Cosplayers and fans are outraged over a convention vendor who’s taking “creepshots” to a whole new level of disturbing.
Eric Pearce, according to his own website (down as of this morning), has been “an imagager [sic] for over 10 years and direct [photographer] for over 5 years.”
He’s only been at the center of a fandom maelstrom over “cosplay ≠ consent” for a few days, but it might be the thing that affects his career the longest.
On Sunday, cosplayer Carrie Wink vlogged about her experience at AnimeNEXT, and her discovery that Pearce’s photography studio, 2 Image Solutions, was selling body pillows and other pillows in the vendor’s room. The problem? Many of the models for the “creepy” body pillows were Wink’s own friends, none of whom had any idea that they were on merchandise that could arguably be sold to cater to a sexual fetish.
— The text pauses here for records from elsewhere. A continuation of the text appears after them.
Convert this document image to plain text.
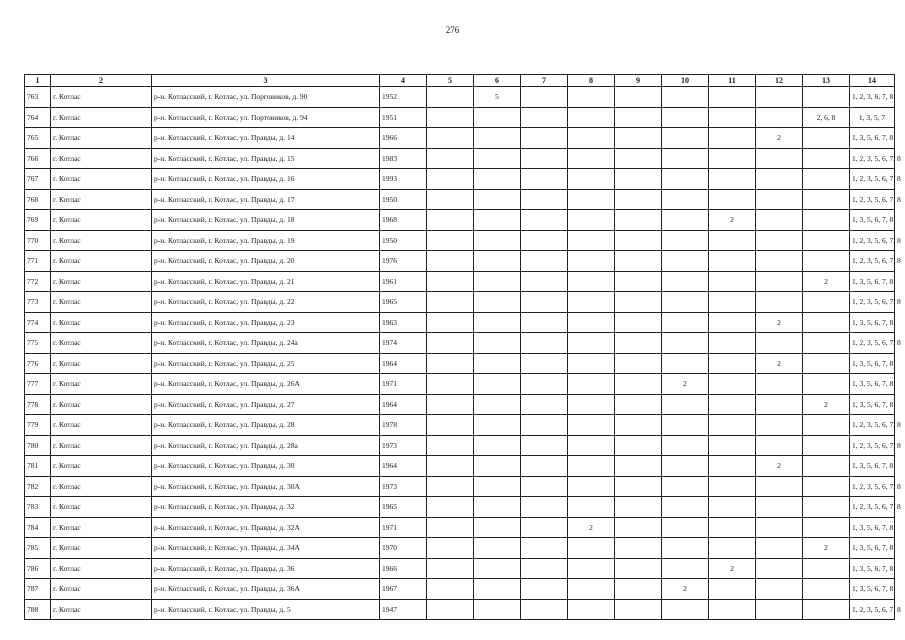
276
1	2	3	4	5	6	7	8	9	10	11	12	13	14
763	г. Котлас	р-н. Котласский, г. Котлас, ул. Порговиков, д. 90	1952		5								1, 2, 3, 6, 7, 8
764	г. Котлас	р-н. Котласский, г. Котлас, ул. Портовиков, д. 94	1951									2, 6, 8	1, 3, 5, 7
765	г. Котлас	р-н. Котласский, г. Котлас, ул. Правды, д. 14	1966								2		1, 3, 5, 6, 7, 8
766	г. Котлас	р-н. Котласский, г. Котлас, ул. Правды, д. 15	1983										1, 2, 3, 5, 6, 7, 8
767	г. Котлас	р-н. Котласский, г. Котлас, ул. Правды, д. 16	1993										1, 2, 3, 5, 6, 7, 8
768	г. Котлас	р-н. Котласский, г. Котлас, ул. Правды, д. 17	1950										1, 2, 3, 5, 6, 7, 8
769	г. Котлас	р-н. Котласский, г. Котлас, ул. Правды, д. 18	1968							2			1, 3, 5, 6, 7, 8
770	г. Котлас	р-н. Котласский, г. Котлас, ул. Правды, д. 19	1950										1, 2, 3, 5, 6, 7, 8
771	г. Котлас	р-н. Котласский, г. Котлас, ул. Правды, д. 20	1976										1, 2, 3, 5, 6, 7, 8
772	г. Котлас	р-н. Котласский, г. Котлас, ул. Правды, д. 21	1961									2	1, 3, 5, 6, 7, 8
773	г. Котлас	р-н. Котласский, г. Котлас, ул. Правды, д. 22	1965										1, 2, 3, 5, 6, 7, 8
774	г. Котлас	р-н. Котласский, г. Котлас, ул. Правды, д. 23	1963								2		1, 3, 5, 6, 7, 8
775	г. Котлас	р-н. Котласский, г. Котлас, ул. Правды, д. 24а	1974										1, 2, 3, 5, 6, 7, 8
776	г. Котлас	р-н. Котласский, г. Котлас, ул. Правды, д. 25	1964								2		1, 3, 5, 6, 7, 8
777	г. Котлас	р-н. Котласский, г. Котлас, ул. Правды, д. 26А	1971						2				1, 3, 5, 6, 7, 8
778	г. Котлас	р-н. Котласский, г. Котлас, ул. Правды, д. 27	1964									2	1, 3, 5, 6, 7, 8
779	г. Котлас	р-н. Котласский, г. Котлас, ул. Правды, д. 28	1978										1, 2, 3, 5, 6, 7, 8
780	г. Котлас	р-н. Котласский, г. Котлас, ул. Правды, д. 28а	1973										1, 2, 3, 5, 6, 7, 8
781	г. Котлас	р-н. Котласский, г. Котлас, ул. Правды, д. 30	1964								2		1, 3, 5, 6, 7, 8
782	г. Котлас	р-н. Котласский, г. Котлас, ул. Правды, д. 30А	1973										1, 2, 3, 5, 6, 7, 8
783	г. Котлас	р-н. Котласский, г. Котлас, ул. Правды, д. 32	1965										1, 2, 3, 5, 6, 7, 8
784	г. Котлас	р-н. Котласский, г. Котлас, ул. Правды, д. 32А	1971				2						1, 3, 5, 6, 7, 8
785	г. Котлас	р-н. Котласский, г. Котлас, ул. Правды, д. 34А	1970									2	1, 3, 5, 6, 7, 8
786	г. Котлас	р-н. Котласский, г. Котлас, ул. Правды, д. 36	1966							2			1, 3, 5, 6, 7, 8
787	г. Котлас	р-н. Котласский, г. Котлас, ул. Правды, д. 36А	1967						2				1, 3, 5, 6, 7, 8
788	г. Котлас	р-н. Котласский, г. Котлас, ул. Правды, д. 5	1947										1, 2, 3, 5, 6, 7, 8
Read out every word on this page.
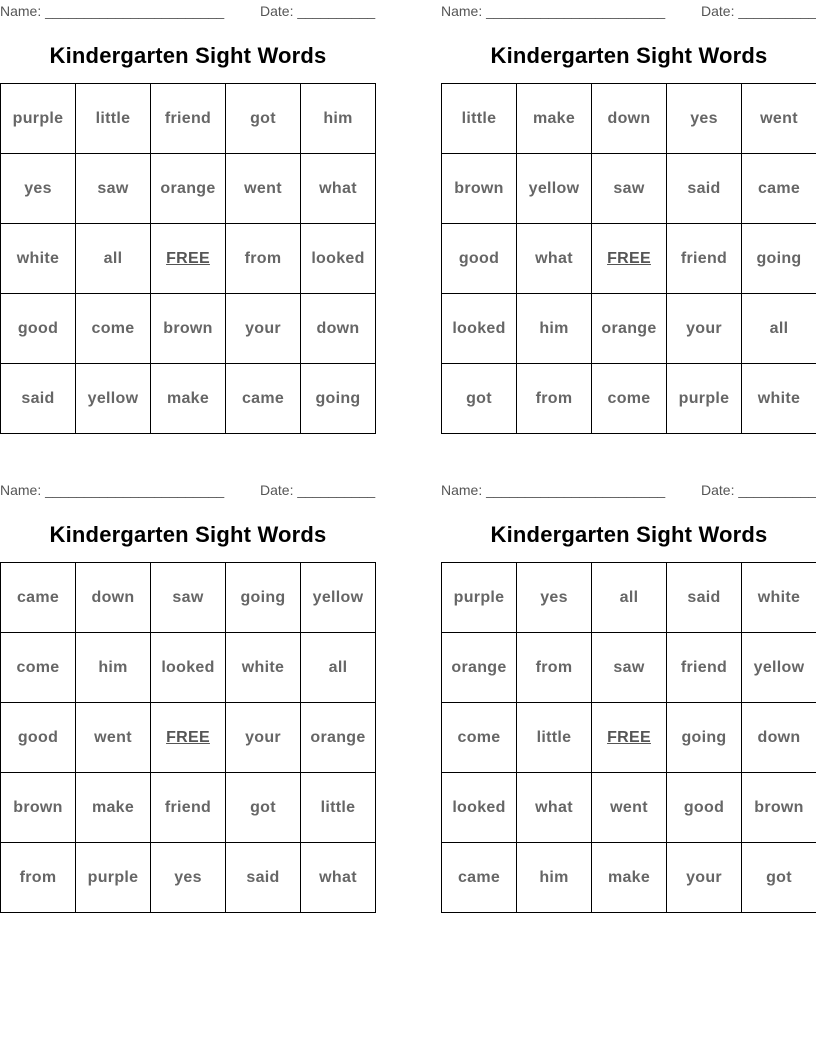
Name: _______________________	Date: __________
Kindergarten Sight Words
purple	little	friend	got	him
yes	saw	orange	went	what
white	all	FREE	from	looked
good	come	brown	your	down
said	yellow	make	came	going
Name: _______________________	Date: __________
Kindergarten Sight Words
little	make	down	yes	went
brown	yellow	saw	said	came
good	what	FREE	friend	going
looked	him	orange	your	all
got	from	come	purple	white
Name: _______________________	Date: __________
Kindergarten Sight Words
came	down	saw	going	yellow
come	him	looked	white	all
good	went	FREE	your	orange
brown	make	friend	got	little
from	purple	yes	said	what
Name: _______________________	Date: __________
Kindergarten Sight Words
purple	yes	all	said	white
orange	from	saw	friend	yellow
come	little	FREE	going	down
looked	what	went	good	brown
came	him	make	your	got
“He only wore this once, at Dragon*Con,” she says, speaking of her friend Dustin’s superman cosplay and smiling through gritted teeth. “And he’s on a pillow.”
When Wink complained to con staff, Pearce allegedly responded that the participating cosplayers had signed a release form presumably allowing him to do whatever he liked with their likenesses.
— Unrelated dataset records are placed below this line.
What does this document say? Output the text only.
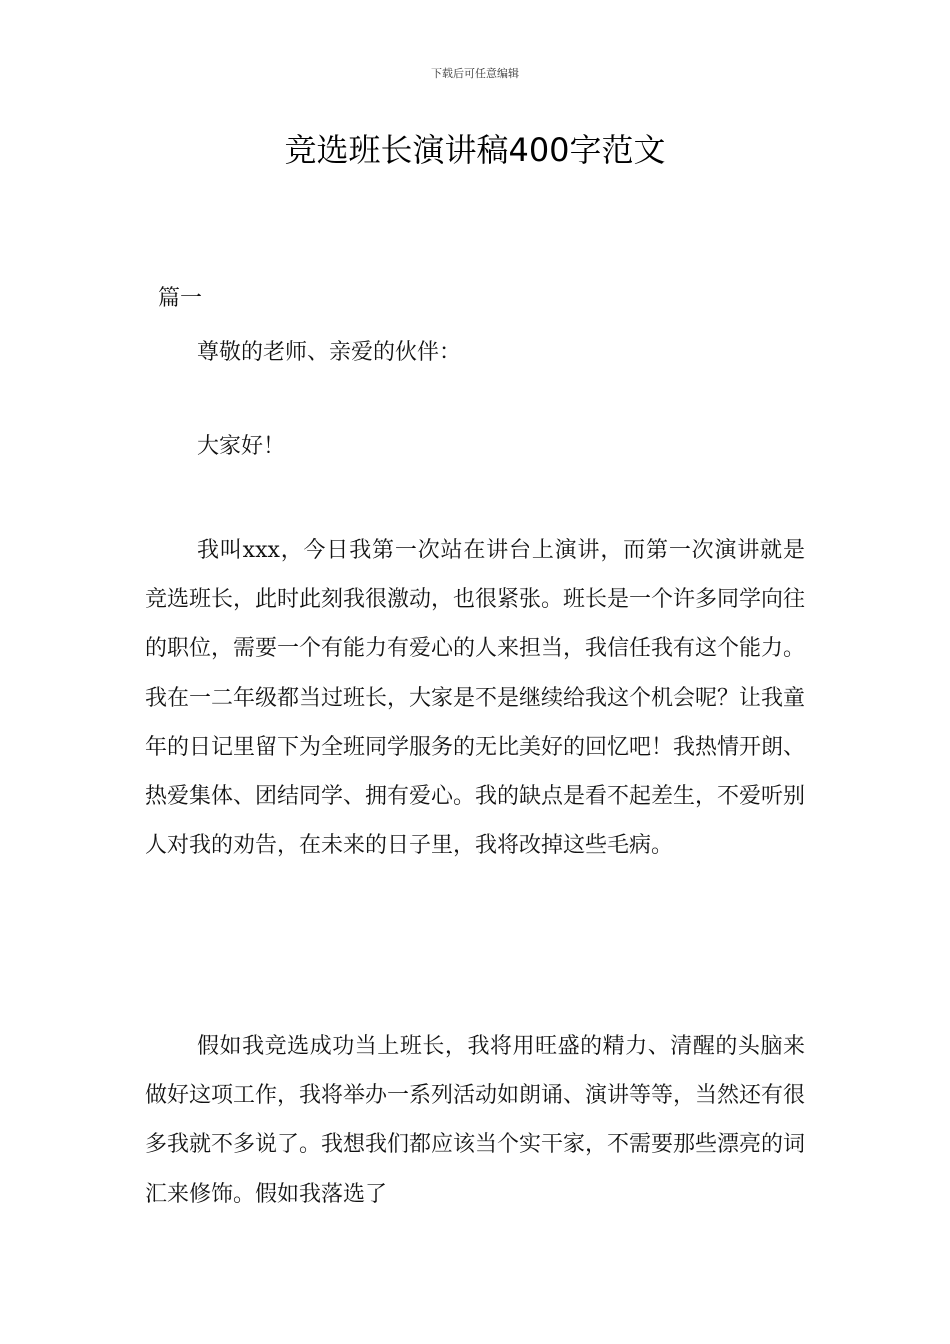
下载后可任意编辑
竞选班长演讲稿400字范文
篇一

尊敬的老师、亲爱的伙伴：

大家好！

我叫xxx，今日我第一次站在讲台上演讲，而第一次演讲就是竞选班长，此时此刻我很激动，也很紧张。班长是一个许多同学向往的职位，需要一个有能力有爱心的人来担当，我信任我有这个能力。我在一二年级都当过班长，大家是不是继续给我这个机会呢？让我童年的日记里留下为全班同学服务的无比美好的回忆吧！我热情开朗、热爱集体、团结同学、拥有爱心。我的缺点是看不起差生，不爱听别人对我的劝告，在未来的日子里，我将改掉这些毛病。

假如我竞选成功当上班长，我将用旺盛的精力、清醒的头脑来做好这项工作，我将举办一系列活动如朗诵、演讲等等，当然还有很多我就不多说了。我想我们都应该当个实干家，不需要那些漂亮的词汇来修饰。假如我落选了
The release form Pearce used specified the use of the model’s likeness for “promotional” items. One cosplayer, Pixie Belle, discovered her own likeness on a pillow at 2 Image’s vendor booth, and took to Facebook to lash out at what she deemed a deceptive business practice:
I found this horrible thing in the dealers room. Apparently it’s legal because it’s a “promotional item”. Since when did promotions gets charged? All I can say is I wasn’t told these were going to be made when I SPECIFICALLY talked to him last year what he was going to do with the photos and I do not approve of it at all…. [H]e had the AUDACITY to tell me that I was a popular seller, as if that would make me feel more comfortable about this. There were many others who had pillows made and every other person I talked to was disgusted with this.
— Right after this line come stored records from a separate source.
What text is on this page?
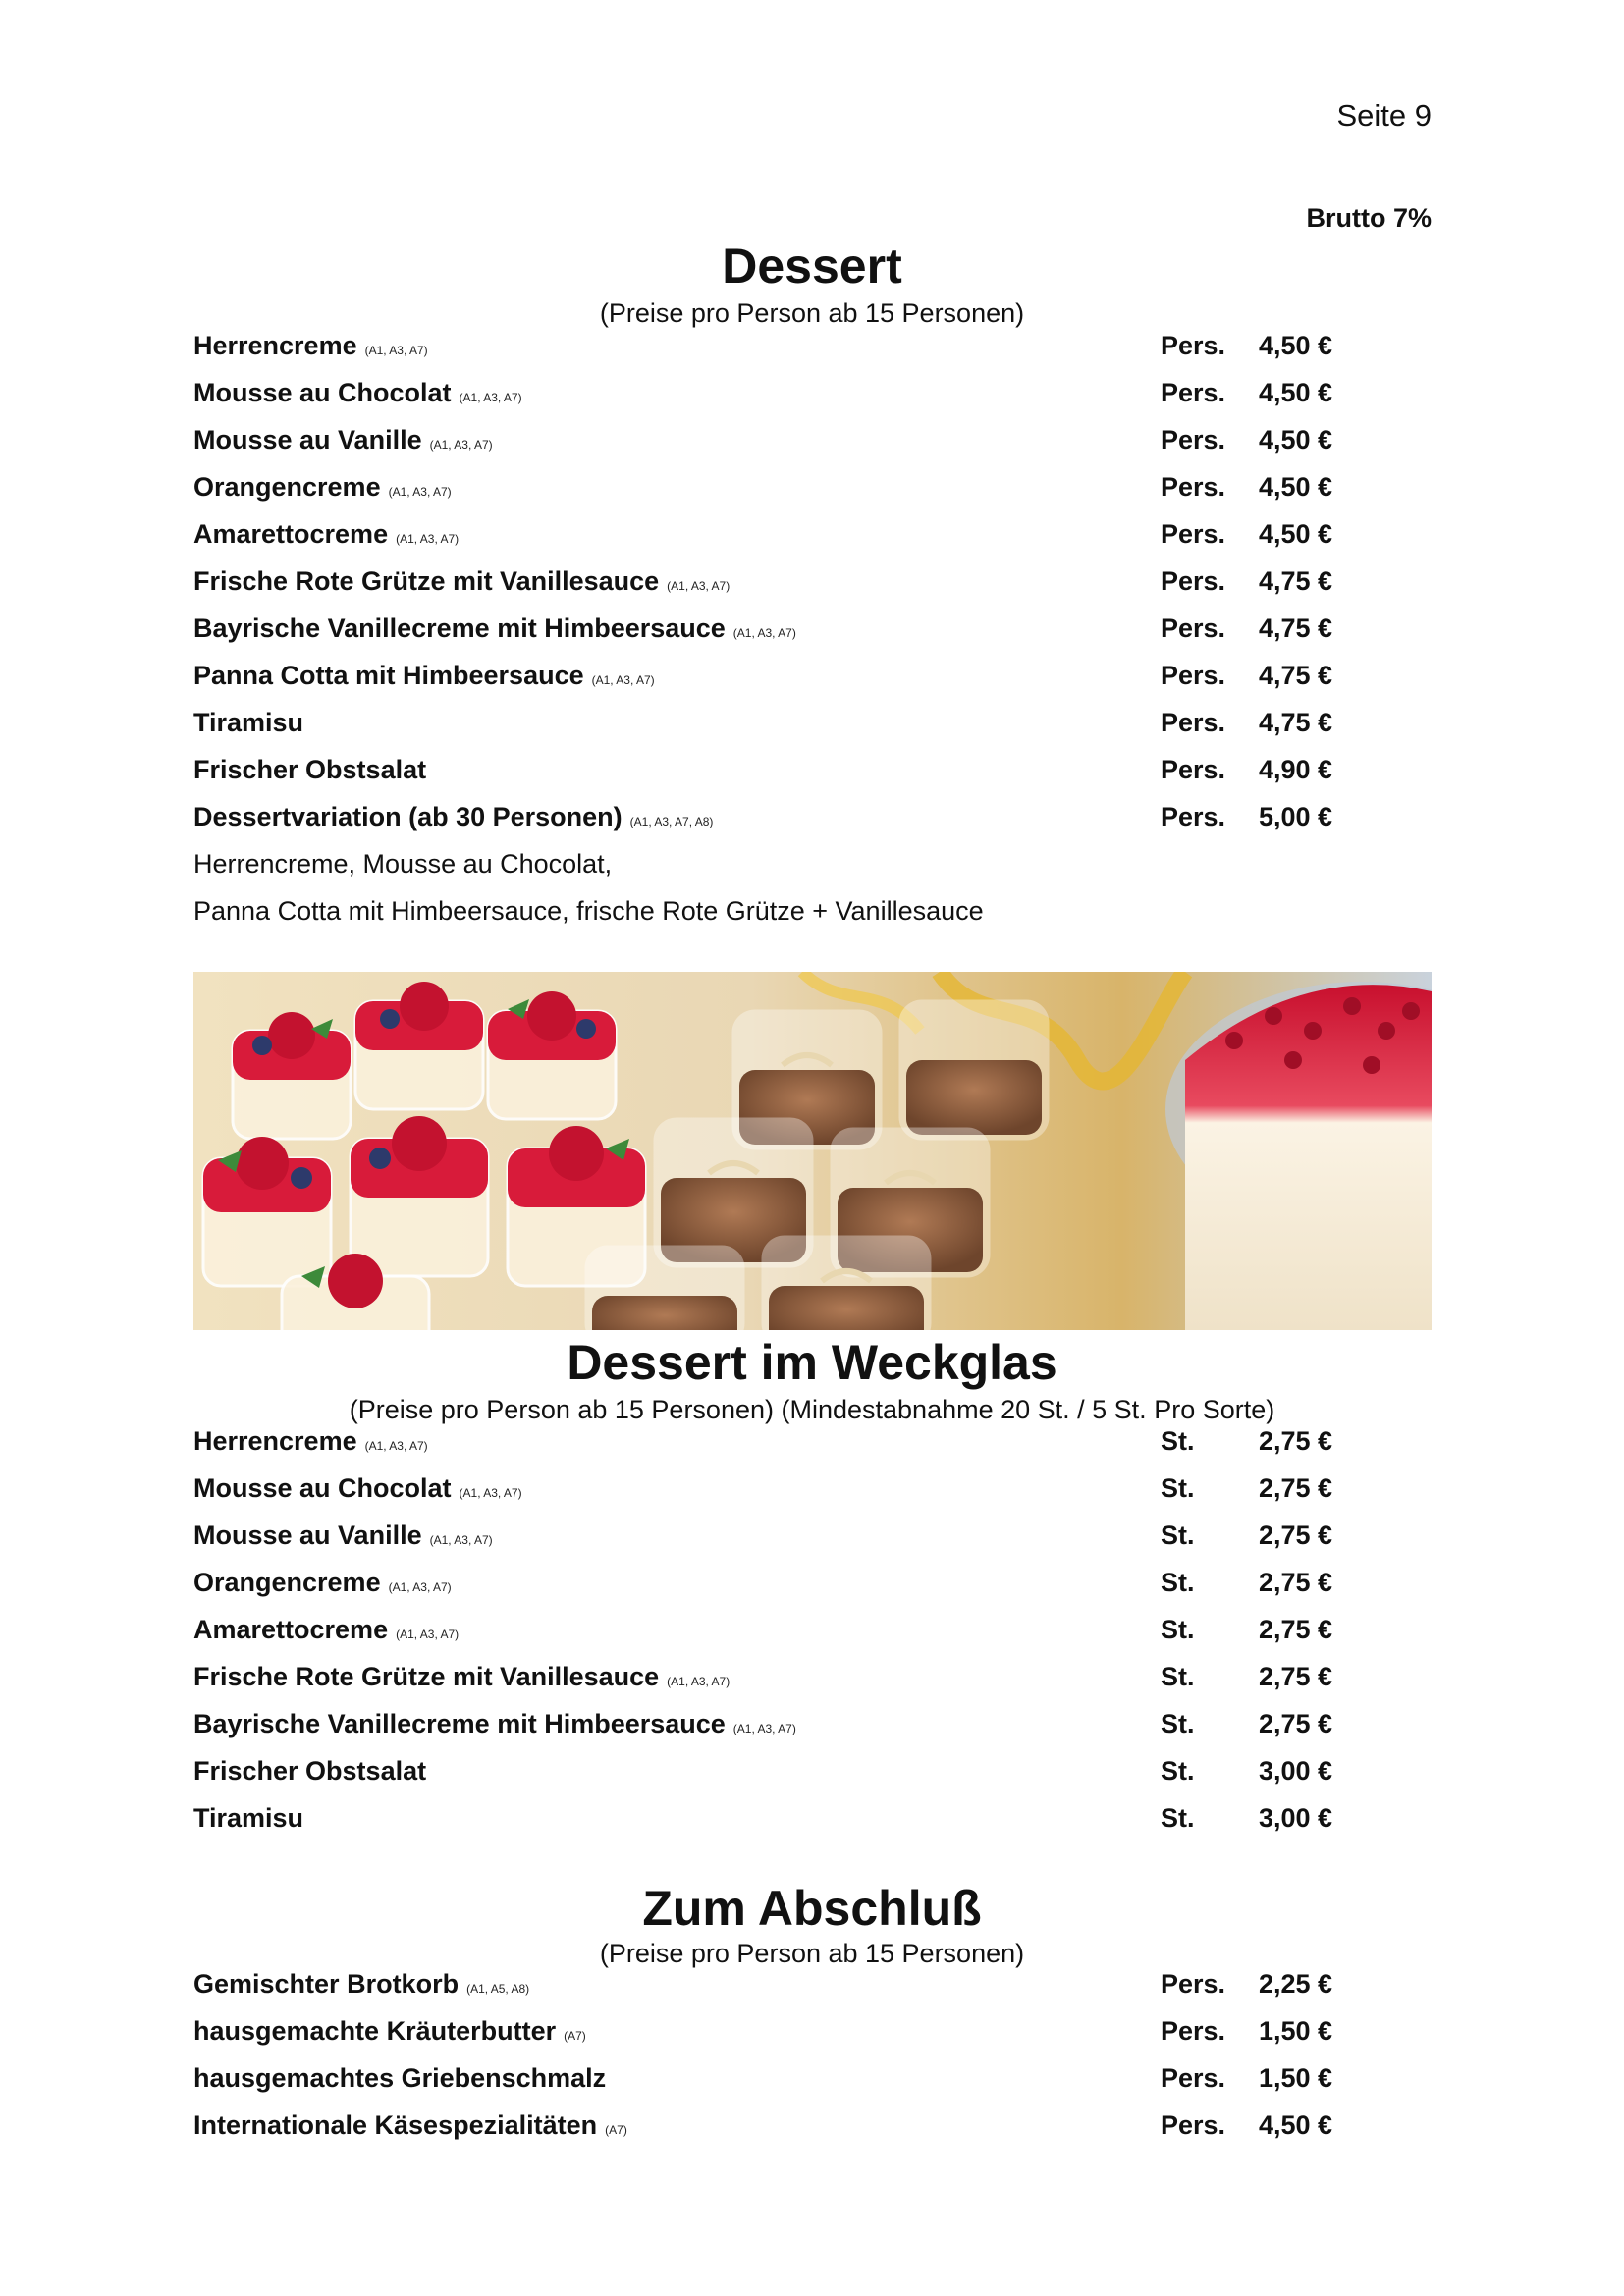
Seite 9
Brutto 7%
Dessert
(Preise pro Person ab 15 Personen)
Herrencreme (A1, A3, A7)	Pers. 4,50 €
Mousse au Chocolat (A1, A3, A7)	Pers. 4,50 €
Mousse au Vanille (A1, A3, A7)	Pers. 4,50 €
Orangencreme (A1, A3, A7)	Pers. 4,50 €
Amarettocreme (A1, A3, A7)	Pers. 4,50 €
Frische Rote Grütze mit Vanillesauce (A1, A3, A7)	Pers. 4,75 €
Bayrische Vanillecreme mit Himbeersauce (A1, A3, A7)	Pers. 4,75 €
Panna Cotta mit Himbeersauce (A1, A3, A7)	Pers. 4,75 €
Tiramisu	Pers. 4,75 €
Frischer Obstsalat	Pers. 4,90 €
Dessertvariation (ab 30 Personen) (A1, A3, A7, A8)	Pers. 5,00 €
Herrencreme, Mousse au Chocolat,
Panna Cotta mit Himbeersauce, frische Rote Grütze + Vanillesauce
Dessert im Weckglas
(Preise pro Person ab 15 Personen) (Mindestabnahme 20 St. / 5 St. Pro Sorte)
Herrencreme (A1, A3, A7)	St. 2,75 €
Mousse au Chocolat (A1, A3, A7)	St. 2,75 €
Mousse au Vanille (A1, A3, A7)	St. 2,75 €
Orangencreme (A1, A3, A7)	St. 2,75 €
Amarettocreme (A1, A3, A7)	St. 2,75 €
Frische Rote Grütze mit Vanillesauce (A1, A3, A7)	St. 2,75 €
Bayrische Vanillecreme mit Himbeersauce (A1, A3, A7)	St. 2,75 €
Frischer Obstsalat	St. 3,00 €
Tiramisu	St. 3,00 €
Zum Abschluß
(Preise pro Person ab 15 Personen)
Gemischter Brotkorb (A1, A5, A8)	Pers. 2,25 €
hausgemachte Kräuterbutter (A7)	Pers. 1,50 €
hausgemachtes Griebenschmalz	Pers. 1,50 €
Internationale Käsespezialitäten (A7)	Pers. 4,50 €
I most definitely do not recall anything about using the photos for pillows or the like to make money. That is wrong on too many levels. What if the cosplayer isn’t even 18? And a parent had to sign the form? Wouldn’t that mean underage cosplayers could possibly have their image on a pillow?
In the wake of the backlash, Pearce pulled the pillows from his store and issued a lengthy explanation about the policy change on his deviantART, claiming that “We did not mean to upset people, and felt that people chosen would be flattered to be among the few chosen [for the merchandise].”
In the past, we were selling products with images of others as well as custom-ordered prints of themselves. This was meant to inspire people to elevate the level of their own costumes. We would like to assure participants that any pictures of them that we have taken WILL NO LONGER BE SOLD AT OUR BOOTHS OR AVAILABLE TO THE GENERAL PUBLIC. The products will be available ONLY to those of whom the pictures were taken. Any future products will be special-order so that the attendees will be able to order prints and merchandise of themselves and themselves only. We would like everyone to know that their privacy is of utmost importance to us and that we did not intend to violate their privacy in any way.
It’s difficult to see how screening a cosplayer onto a $12 pillow could inspire anyone, or why models who went uncompensated for their work would be “flattered” to be exploited to turn a quick buck for the photographer. But while condemnation continued to be swift, several people did thank Pearce for his relatively quick action in removing the pillows. “I feel a bit more comfortable now that the ordeal is over,” Pixie Belle commented.
“I had my picture taken by this man this weekend at AnimeNEXT and he was extremely nice to me when I was very nervous and he made me feel much more comfortable for my photo,” fortheloveofsalazar commented in Pearce’s defense. “I don’t think he was trying to be creepy when selling these photos, he was just trying to promote his business.” Pearce did not respond to the Daily Dot’s request for comment.
But while Pearce’s actions were more about reading the fine print on a contract and less about inappropriate convention behavior, they also fall into the ongoing debate over cosplayers being subjected to sexual harassment and other violating forms of behavior while in costume at events like these.
Pearce may not be selling the body pillows any more, but there’s no telling how long the cosplayers whose images appeared on them could feel the longterm effects at future cons of having been displayed on a “fap pillow.”
It’s probably at least as long as Pearce will be remembered among cosplayers as being the man who tried to put them there.